Ad Atene, l’incarico di redigere nuove leggi fu affidato a un consiglio di trenta membri, guidati
dall’intellettuale aristocratico Crizia. Questo consiglio però instaurò un regime oligarchico che per
la sua durezza fu detto “dei Trenta tiranni“. I democratici furono colpiti con condanne a morte,
confische, esilio; la cittadinanza fu limitata a tremila persone. Inoltre un contigente spartano
occupava l’Acropoli, fomentando il malcontento popolare.
La salvezza venne dall’esterno. Nel 403 a.C. infatti i democratici che si erano rifugiati fuori città per
sottrarsi alle persecuzioni, guidati da Trasibulo, rientrarono in città, sconfissero i Trenta tiranni e
ristabilirono una democrazia moderata. Alla caduta dei Trenta tiranni seguì però un clima da “resa
dei conti”, nella quale maturò la condanna a morte del grande filosofo Socrate (469-399 a.C.).

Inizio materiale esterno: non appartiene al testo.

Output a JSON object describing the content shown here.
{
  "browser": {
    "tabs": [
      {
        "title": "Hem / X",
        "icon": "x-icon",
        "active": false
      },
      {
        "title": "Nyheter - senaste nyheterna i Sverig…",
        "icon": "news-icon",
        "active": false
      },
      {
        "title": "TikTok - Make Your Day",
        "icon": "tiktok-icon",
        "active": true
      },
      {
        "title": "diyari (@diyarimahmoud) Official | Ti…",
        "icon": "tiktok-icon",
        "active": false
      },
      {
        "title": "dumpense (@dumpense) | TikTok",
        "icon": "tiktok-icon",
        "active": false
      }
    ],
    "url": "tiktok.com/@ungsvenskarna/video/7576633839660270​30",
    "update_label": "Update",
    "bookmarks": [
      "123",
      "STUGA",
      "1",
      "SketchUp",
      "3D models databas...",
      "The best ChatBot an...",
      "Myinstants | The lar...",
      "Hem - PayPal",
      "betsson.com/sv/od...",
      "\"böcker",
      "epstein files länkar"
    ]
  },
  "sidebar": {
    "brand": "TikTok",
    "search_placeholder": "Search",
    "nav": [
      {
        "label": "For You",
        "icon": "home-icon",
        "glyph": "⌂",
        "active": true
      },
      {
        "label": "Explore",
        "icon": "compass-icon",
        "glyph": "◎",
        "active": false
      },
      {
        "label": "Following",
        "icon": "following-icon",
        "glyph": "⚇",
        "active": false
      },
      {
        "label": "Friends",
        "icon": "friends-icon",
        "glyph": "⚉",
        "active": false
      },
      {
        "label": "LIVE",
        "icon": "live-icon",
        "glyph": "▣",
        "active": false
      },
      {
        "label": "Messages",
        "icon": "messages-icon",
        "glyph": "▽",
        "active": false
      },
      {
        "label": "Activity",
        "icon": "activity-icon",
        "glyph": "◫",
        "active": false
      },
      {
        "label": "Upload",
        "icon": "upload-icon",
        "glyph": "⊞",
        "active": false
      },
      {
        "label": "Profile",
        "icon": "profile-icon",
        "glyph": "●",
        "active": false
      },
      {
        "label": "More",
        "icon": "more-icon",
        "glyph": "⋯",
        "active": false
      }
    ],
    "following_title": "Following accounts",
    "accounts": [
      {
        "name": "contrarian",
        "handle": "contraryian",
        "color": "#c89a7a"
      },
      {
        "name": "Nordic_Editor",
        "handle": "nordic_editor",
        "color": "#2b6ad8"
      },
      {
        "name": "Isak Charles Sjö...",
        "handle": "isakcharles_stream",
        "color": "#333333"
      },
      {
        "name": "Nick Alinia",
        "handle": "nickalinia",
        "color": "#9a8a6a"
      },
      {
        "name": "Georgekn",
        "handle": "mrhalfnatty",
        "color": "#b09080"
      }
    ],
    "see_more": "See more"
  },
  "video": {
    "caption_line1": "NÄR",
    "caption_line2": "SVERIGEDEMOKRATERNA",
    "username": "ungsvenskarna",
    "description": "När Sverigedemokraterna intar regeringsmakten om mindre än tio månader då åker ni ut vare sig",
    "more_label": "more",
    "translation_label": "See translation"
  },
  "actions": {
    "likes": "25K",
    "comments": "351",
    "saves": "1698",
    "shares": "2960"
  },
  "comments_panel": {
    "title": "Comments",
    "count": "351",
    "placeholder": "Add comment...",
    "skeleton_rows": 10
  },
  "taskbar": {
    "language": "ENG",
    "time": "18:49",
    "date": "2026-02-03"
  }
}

Atene non tornò più all’antica potenza, ma riacquistò comunque una certa prosperità
commerciale e la capacità di giocare un ruolo politico importante. E non perse, neppure nei
momenti più bui, il suo primato artistico e culturale. In questi anni infatti furono attivi in città
filosofi come Platone, discepolo di Socrate, commediografi come Aristofane, oratori come
Isocrate.
L’egemonia di Sparta, si rivelò ancora più pericolosa del tentativo imperialistico di Atene,
contribuendo ulteriormente a dividere e quindi indebolire le poleis, creando in Grecia una
situazione instabile, di cui avrebbero approfittato i Persiani; tanto più che la sua economia
arretrata l’aveva portata a dipendere sempre più dai finanziamenti dei satrapi persiani. Costretta
da una nuova guerra di Atene e altre polis, istigate dal sovrano persiano Artaserse, agli inizi del IV
secolo, Sparta firmè con la Persia la pace del Re (389 a.C.), con cui la Persia otteneva le colonie
greche dell’Asia Minore ed il frazionamento politico della Grecia, imponendo alle poleis di non
unirsi più in leghe.
Seguì una lunga fase di guerre (prima Tebe e Atene contro Sparta, poi Atene e Sparta contro
Tebe), che si sarebbe provvisoriamente conclusa con la prima grande sconfitta spartana, ad opera
di Tebe, a Leuttra (371 a.C.).
Iniziava così l’egemonia sulla Grecia di Tebe, grazie alle due grandi personalità di Pelopida ed
Epaminonda, che ottennero, sia pure per breve tempo, importanti risultati: l’avanzata nel
Peloponneso con la costituzione di una Lega arcadica, la liberazione della Messenia e,
successivamente, la conquista di Bisanzio (importante scalo portuale per i traffici commerciali sul
mar Nero) e della Tessaglia (ma in questa impresa morì Pelopida). Sparta e Atene si allearono
contro Tebe, ma vennero sconfitte a Mantinea (362 a.C.), dove morì Epaminonda.
Si concludeva così anche il breve dominio tebano, in una Grecia sempre più lacerata e indebolita,
mentre si apprestavano ad approfittarne vecchi (i Persiani) e nuovi (Macedoni) nemici.